I have no idea how to even start it. I'm not looking for the solution, just a push in the right direction. Your answers to all of my other questions of late have been spot on and for that I thank everyone who has responded. Thanks in advance for your help with this problem!

 

[jbunniii]

It shows up OK on my screen. Try refreshing your browser.
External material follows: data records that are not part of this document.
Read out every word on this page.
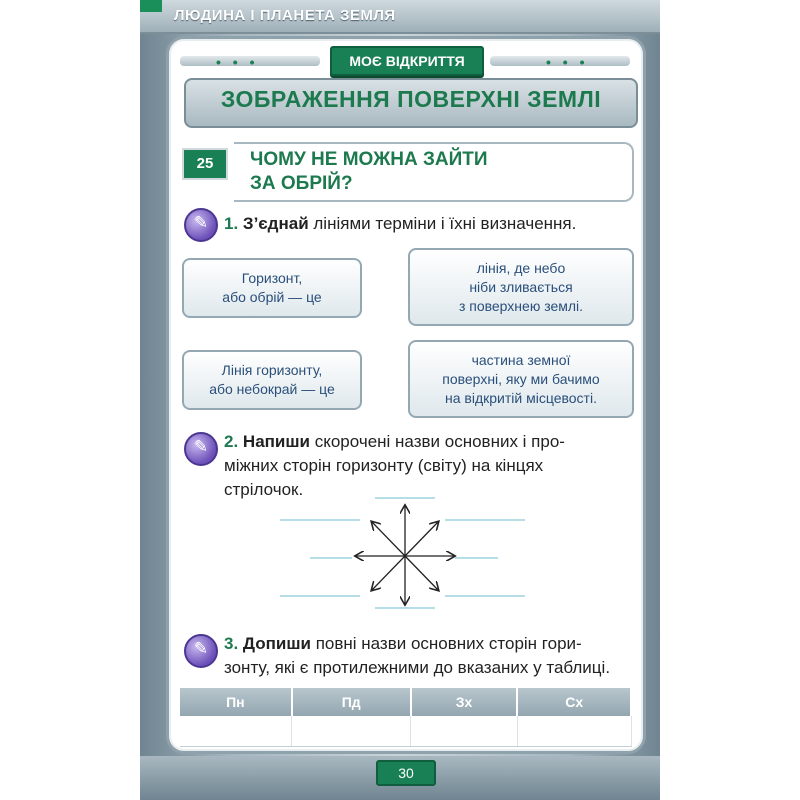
ЛЮДИНА І ПЛАНЕТА ЗЕМЛЯ
• • •	• • •
МОЄ ВІДКРИТТЯ
ЗОБРАЖЕННЯ ПОВЕРХНІ ЗЕМЛІ
25	ЧОМУ НЕ МОЖНА ЗАЙТИ
ЗА ОБРІЙ?
✎ 1. З’єднай лініями терміни і їхні визначення.
Горизонт,
або обрій — це
лінія, де небо
ніби зливається
з поверхнею землі.
Лінія горизонту,
або небокрай — це
частина земної
поверхні, яку ми бачимо
на відкритій місцевості.
✎ 2. Напиши скорочені назви основних і про-
міжних сторін горизонту (світу) на кінцях
стрілочок.
✎ 3. Допиши повні назви основних сторін гори-
зонту, які є протилежними до вказаних у таблиці.
Пн	Пд	Зх	Сх

30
Try substituting the expression for f(x) into

\frac{1}{\pi} \int f(x) sin(nx) dx

and using trig identities. You will save yourself some work if you keep in mind that

\int_{-\pi}^{\pi} sin(ax) dx = 0

for any real number a.

 

[HallsofIvy]

First is f(x) really equal to what you have? f(x)= a_1 sin(x)+ a_2 sin(2x)+ \cdot\cdot\cdot a_N sin(Nx) would make more sense!

Assuming that is what it should be, look at
\frac{1}{\pi}\int_{-\pi}^{\pi}f(x)sin(nx)dx= \frac{1}{\pi}\int_{-\pi}^\pi (a_1+a_2sin(2x)+ \cdot\cdot\cdot+ a_Nsin(Nx))sin(nx) dx
= \frac{1}{\pi}a_1\int_{-\pi}^\pi} sin(x)sin(nx)dx+ \frac{1}{\pi}a_2\int_{-\pi}^\pi}sin(2x)sin(nx)dx+ \cdot\cdot\cdot+ \frac{1}{\pi}a_N \int_{-\pi}^\pi} sin(Nx))sin(nx)dx



And also consider the value of
\int_{-\pi}^\pi} sin(mx)sin(nx)dx[/itex] for m= n and for m\ne n.

 

[EstimatedEyes]

Oh, I proved the second part of your post in part a of the problem and did not realize that it was involved in any way; thanks!